Traité politique, III, §14

  • 30 décembre 2004


Ce traité subsiste aussi longtemps que la cause qui en a déterminé l’établissement, c’est-à-dire la crainte d’un mal ou l’espoir d’un profit, subsiste elle-même ; si cette cause cesse d’agir sur l’une ou l’autre des deux Cités elle garde le droit qui lui appartient (par le § 10 du chapitre précédent), et le lien qui attachait les Cités l’une à l’autre est rompu de lui-même. Chaque Cité a donc le droit absolu de rompre le traité quand elle le veut, et l’on ne peut dire qu’elle agisse par ruse et avec perfidie parce qu’elle rompt son engagement sitôt qu’elle n’a plus de raison de craindre ou d’espérer : la condition est en effet la même pour chacun des contractants : la première qui sera délivrée de la crainte, deviendra indépendante et en conséquence suivra l’avis qui lui conviendra le mieux. De plus nul ne contracte en vue de l’avenir qu’en ayant égard aux circonstances présentes, et si ces circonstances viennent à changer, la situation elle-même est toute changée. Pour cette raison chacune des Cités liées par un traité conserve le droit de pourvoir à ses intérêts, chacune en conséquence s’efforce autant qu’elle le peut, de se délivrer de la crainte et de reprendre son indépendance, et aussi d’empêcher que l’autre ne devienne plus puissante. Si donc une Cité se plaint d’avoir été trompée, ce n’est pas la loi de la Cité confédérée, mais bien sa propre sottise qu’elle peut condamner : elle s’est remise de son salut à une autre Cité indépendante et pour qui le salut de l’État [1] est la loi suprême.


Traduction Saisset :

Ce pacte d’alliance dure aussi longtemps que la cause qui l’a produit, je veux dire la crainte d’un dommage ou l’espoir d’un accroissement. Cette crainte ou cet espoir venant à cesser pour l’un quelconque des deux États, il reste maître de sa conduite (par l’article 10 du chapitre précédent) et le lien qui unissait les États confédérés est immédiatement dissous. Par conséquent, chaque État a Ie plein droit de rompre l’alliance chaque fois qu’il le veut. Et on ne peut pas l’accuser de ruse ou de perfidie, pour s’être dégagé de sa parole aussitôt qu’il a cessé de craindre ou d’espérer ; car il y avait pour chacune des parties contractantes la même condition, savoir, que la première qui pourrait se mettre hors de crainte redeviendrait sa maîtresse et libre d’agir à son gré ; et de plus personne ne contracte pour l’avenir qu’eu égard aux circonstances extérieures. Or, ces circonstances venant à changer, la situation tout entière change également, et en conséquence un État retient toujours le droit de veiller à ses intérêts, et par suite il fait effort autant qu’il est en lui pour se mettre hors de crainte, c’est-à-dire pour ne dépendre que de lui-même, et pour empêcher qu’un autre État ne devienne plus fort que lui. Si donc un État se plaint d’avoir été trompé, ce n’est pas la bonne foi de l’État allié qu’il peut accuser, mais sa propre sottise d’avoir confié son salut à un État étranger, lequel ne relève que de lui-même et regarde son propre salut comme la suprême loi.

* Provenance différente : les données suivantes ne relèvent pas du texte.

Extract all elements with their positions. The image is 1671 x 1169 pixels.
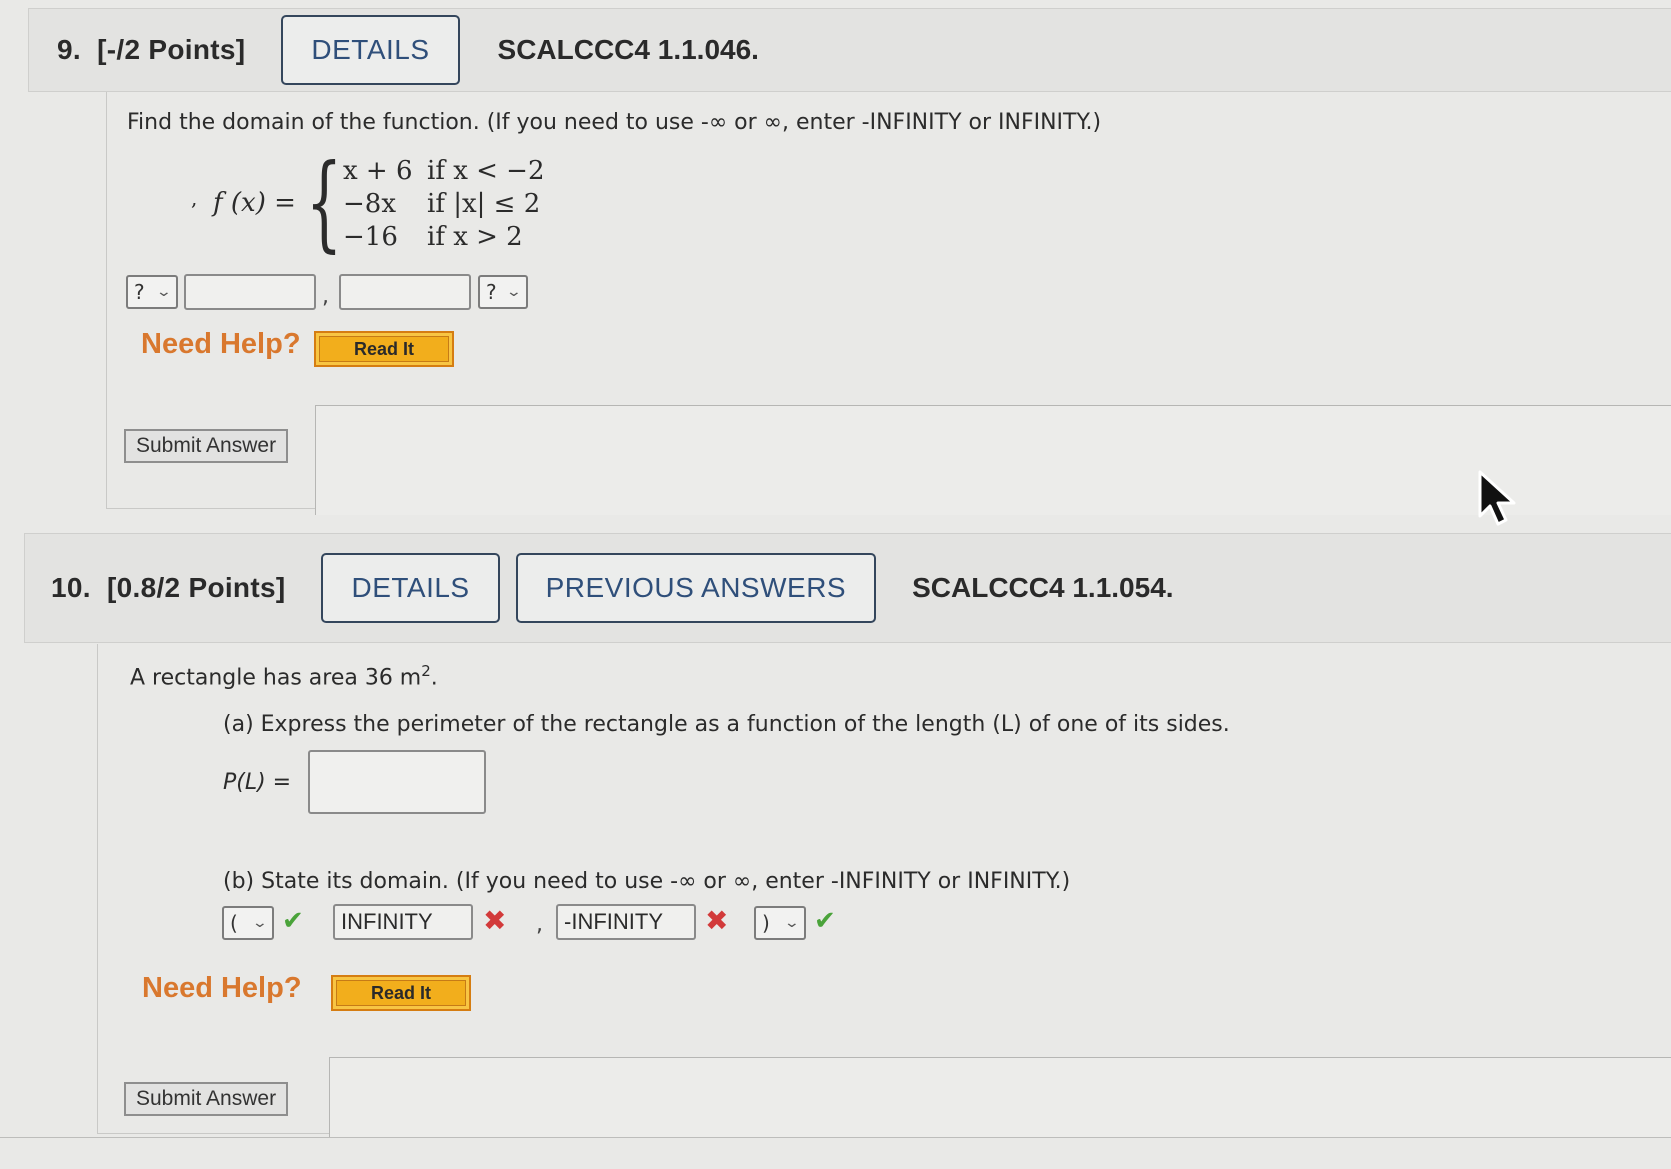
part-a-text: (a) Express the perimeter of the rectang… (223, 712, 1230, 737)
separator: , (536, 912, 543, 937)
piece-condition: if |x| ≤ 2 (427, 189, 541, 219)
domain-lower-input[interactable]: INFINITY (333, 904, 473, 940)
right-bracket-select[interactable]: ? ⌄ (478, 275, 528, 309)
question-10-header: 10. [0.8/2 Points] DETAILS PREVIOUS ANSW… (24, 533, 1671, 643)
response-panel (329, 1057, 1671, 1137)
domain-lower-input[interactable] (184, 274, 316, 310)
previous-answers-button[interactable]: PREVIOUS ANSWERS (515, 553, 877, 623)
piece-condition: if x > 2 (427, 222, 523, 252)
mouse-cursor-icon (1478, 470, 1516, 526)
piece-expr: −8x (343, 189, 396, 219)
details-button[interactable]: DETAILS (281, 15, 460, 85)
separator: , (322, 284, 329, 309)
piece-expr: x + 6 (343, 156, 413, 186)
question-9-header: 9. [-/2 Points] DETAILS SCALCCC4 1.1.046… (28, 8, 1671, 92)
question-9-points: 9. [-/2 Points] (57, 34, 245, 66)
part-a-label: P(L) = (223, 770, 292, 795)
piece-row: −16 if x > 2 (343, 222, 523, 252)
domain-upper-input[interactable] (339, 274, 471, 310)
prompt-text: A rectangle has area 36 m (130, 665, 422, 691)
cross-icon: ✖ (705, 904, 729, 937)
chevron-down-icon: ⌄ (505, 284, 523, 300)
details-button[interactable]: DETAILS (321, 553, 500, 623)
select-value: ? (134, 280, 145, 304)
check-icon: ✔ (282, 906, 304, 936)
read-it-button[interactable]: Read It (314, 331, 454, 367)
function-lhs: f (x) = (213, 188, 296, 218)
prompt-period: . (430, 665, 438, 691)
question-code: SCALCCC4 1.1.046. (497, 34, 759, 65)
select-value: ? (486, 280, 497, 304)
stray-comma: , (191, 186, 198, 210)
divider (0, 1137, 1671, 1138)
perimeter-input[interactable] (308, 750, 486, 814)
brace: { (305, 141, 343, 263)
superscript: 2 (421, 662, 431, 680)
domain-upper-input[interactable]: -INFINITY (556, 904, 696, 940)
piecewise-function: , f (x) = { x + 6 if x < −2 −8x if |x| ≤ 2… (191, 150, 691, 266)
left-bracket-select[interactable]: ? ⌄ (126, 275, 178, 309)
read-it-button[interactable]: Read It (331, 975, 471, 1011)
chevron-down-icon: ⌄ (251, 915, 269, 931)
question-number: 9. (57, 34, 81, 65)
left-bracket-select[interactable]: ( ⌄ (222, 906, 274, 940)
piece-row: −8x if |x| ≤ 2 (343, 189, 540, 219)
chevron-down-icon: ⌄ (155, 284, 173, 300)
cross-icon: ✖ (483, 904, 507, 937)
submit-answer-button[interactable]: Submit Answer (124, 429, 289, 463)
question-prompt: Find the domain of the function. (If you… (127, 110, 1102, 135)
part-b-text: (b) State its domain. (If you need to us… (223, 869, 1071, 894)
piece-row: x + 6 if x < −2 (343, 156, 545, 186)
response-panel (315, 405, 1671, 515)
select-value: ) (762, 911, 770, 935)
need-help-label: Need Help? (141, 328, 301, 360)
question-10-points: 10. [0.8/2 Points] (51, 572, 285, 604)
select-value: ( (230, 911, 238, 935)
need-help-label: Need Help? (142, 972, 302, 1004)
check-icon: ✔ (814, 906, 836, 936)
question-code: SCALCCC4 1.1.054. (912, 572, 1174, 603)
question-number: 10. (51, 572, 91, 603)
question-10-body: A rectangle has area 36 m2. (a) Express … (97, 644, 1671, 1137)
points-label: [0.8/2 Points] (107, 572, 286, 603)
chevron-down-icon: ⌄ (783, 915, 801, 931)
piece-condition: if x < −2 (427, 156, 545, 186)
points-label: [-/2 Points] (97, 34, 246, 65)
submit-answer-button[interactable]: Submit Answer (124, 1082, 289, 1116)
question-9-body: Find the domain of the function. (If you… (106, 92, 1671, 515)
question-prompt: A rectangle has area 36 m2. (130, 662, 438, 690)
piece-expr: −16 (343, 222, 398, 252)
right-bracket-select[interactable]: ) ⌄ (754, 906, 806, 940)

Hoc foedus tamdiu fixum manet, quamdiu causa foederis pangendi, nempe metus damni seu lucri spes in medio est. Hac autem aut illo civitatum alterutri adempto, manet ipsa sui iuris (per art. 10. praeced. cap.), et vinculum, quo civitates invicem adstrictae erant, sponte solvitur, ac proinde unicuique civitati ius integrum est solvendi foedus, quandocumque vult, nec dici potest, quod dolo vel perfidia agat, propterea quod fidem solvit, simulatque metus vel spei causa sublata est, quia haec conditio unicuique contrahentium aequalis fuit, ut scilicet quae prima extra metum esse posset, sui iuris esset, eoque ex sui animi sententia uteretur, et praeterea quia nemo in futurum contrahit nisi positis praecedentibus circumstantiis. His autem mutatis totius status etiam mutatur ratio, et hac de causa unaquaeque confoederatarum civitatum ius retinet sibi consulendi, et unaquaeque propterea, quantum potest, conatur extra metum et consequenter sui iuris esse, et impedire, quominus altera potentior evadat. Si quae ergo civitas se deceptam esse queritur, ea sane non confoederatae civitatis fidem, sed suam tantummodo stultitiam damnare potest, quod scilicet salutem suam alteri, qui sui iuris et cui sui imperii salus summa lex est, crediderit.


[1le salut de l’État. trad. obscure. Il faut comprendre : « le salut de son propre État ».